夜幕降临,乌云缓缓浮动着,挡住了月亮,就连星星也极少。

就和景荔的心情一样低落。

容殊然没回来。

他当然不会回来,容家老爷子去世,他忙着争权夺利。

她是工具,她是脸面。

不想让她暴露倒是把手机给她啊!

景荔一天都没吃什么东西,晚上孤零零躺在床上,可能因为怀孕的缘故,她很快睡着了。

清晨阳光照进室内,景荔猛地惊醒。

她坐在床上发呆,刚刚好像做噩梦了,梦见凌亭樾和容殊然在悬崖边拿着枪对峙,同时开枪,俩人纷纷坠入海里。

无论她怎么嘶吼都没用。

景荔昏昏沉沉下楼,门口传来汽车的声音,容殊然风尘仆仆的下车走进大厅。

容殊然直直朝她走近,“听说你没怎么吃东西。”

景荔反问他,“你把我软禁在这里。我也没有手机,我也见不到我的家人,我也见不到我的男朋友,你让我怎么有胃口吃东西?”

“我的错,但是现在能让你联系他们。我家有很多人都在紧紧盯着我,这个时候我不允许出现任何一点意外。只有那样我才能保护你。”

景荔冷脸,“我不需要你的保护,我需要离开这里。”

“你不能离开这里,也不能让你回京市,你一回去所有人都会知道我们感情不好。”容殊然立在她对面,“只要你配合我。就这几天我就让你和他团聚。”

“是吗?你真的会让我们团聚吗?我怎么觉得你想一直把我藏起来呢?”景荔对上他没休息好的眉眼,“因为就算你拿到了继承权,我还是别人孩子的消息传出去,你的名声还是不是为了你的利益,你的权利,你的地位。你会牺牲掉我。”

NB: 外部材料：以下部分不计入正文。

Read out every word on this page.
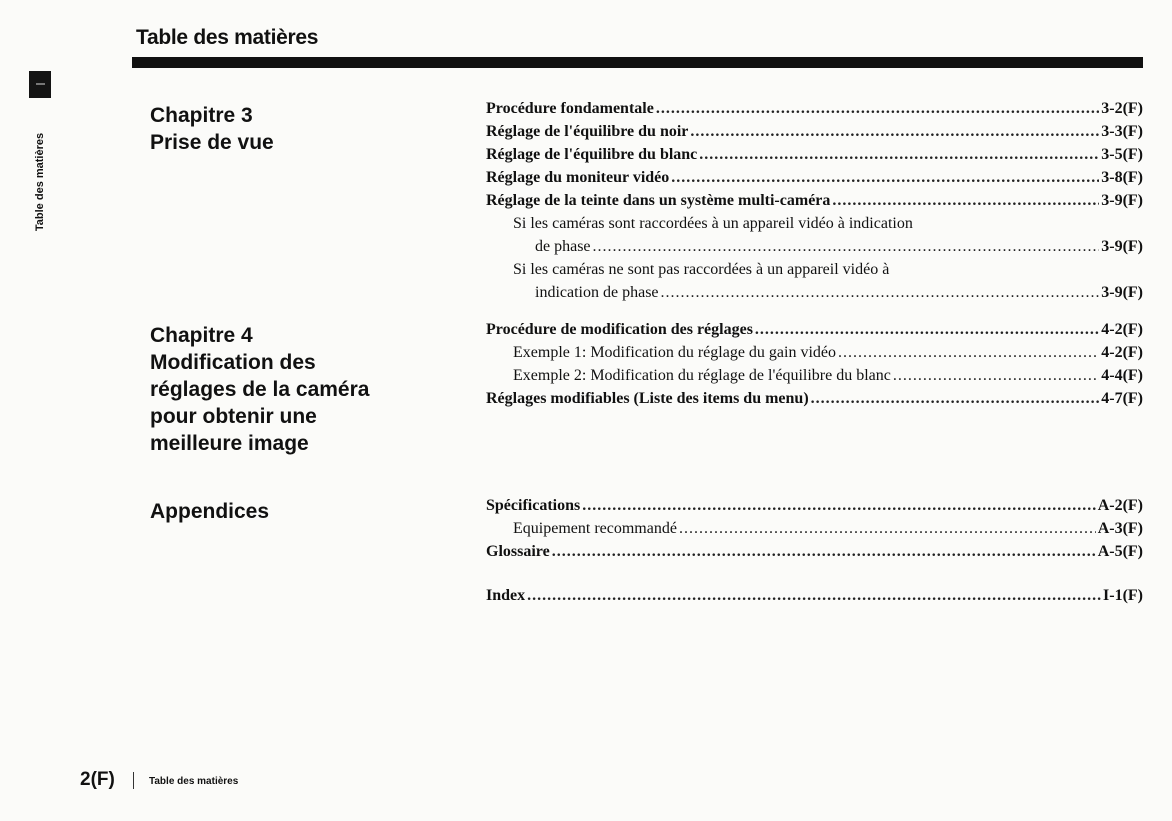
Table des matières
Table des matières
Chapitre 3
Prise de vue
Procédure fondamentale .....	3-2(F)
Réglage de l'équilibre du noir .....	3-3(F)
Réglage de l'équilibre du blanc .....	3-5(F)
Réglage du moniteur vidéo .....	3-8(F)
Réglage de la teinte dans un système multi-caméra .....	3-9(F)
Si les caméras sont raccordées à un appareil vidéo à indication
de phase .....	3-9(F)
Si les caméras ne sont pas raccordées à un appareil vidéo à
indication de phase .....	3-9(F)
Chapitre 4
Modification des
réglages de la caméra
pour obtenir une
meilleure image
Procédure de modification des réglages .....	4-2(F)
Exemple 1: Modification du réglage du gain vidéo .....	4-2(F)
Exemple 2: Modification du réglage de l'équilibre du blanc .....	4-4(F)
Réglages modifiables (Liste des items du menu) .....	4-7(F)
Appendices	Spécifications .....	A-2(F)
Equipement recommandé .....	A-3(F)
Glossaire .....	A-5(F)
Index .....	I-1(F)
2(F)	Table des matières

以前和她联姻就是为了权利,地位,现在把她藏起来也一样。

“怎么是牺牲?”容殊然眼眶微微泛红,“我们当过两年的夫妻,我以为我们配合的十分默契,我以为你会和我续约?是我错了当时不该很快就领了离婚证。”

“你怎么有脸说这种话?什么叫不是牺牲?我现在的生活我很喜欢,我之所以答应和你隐瞒离婚的事情,也是因为你当年救我们家于水火之中,我以为你是一个诚信的人才,愿意配合你。”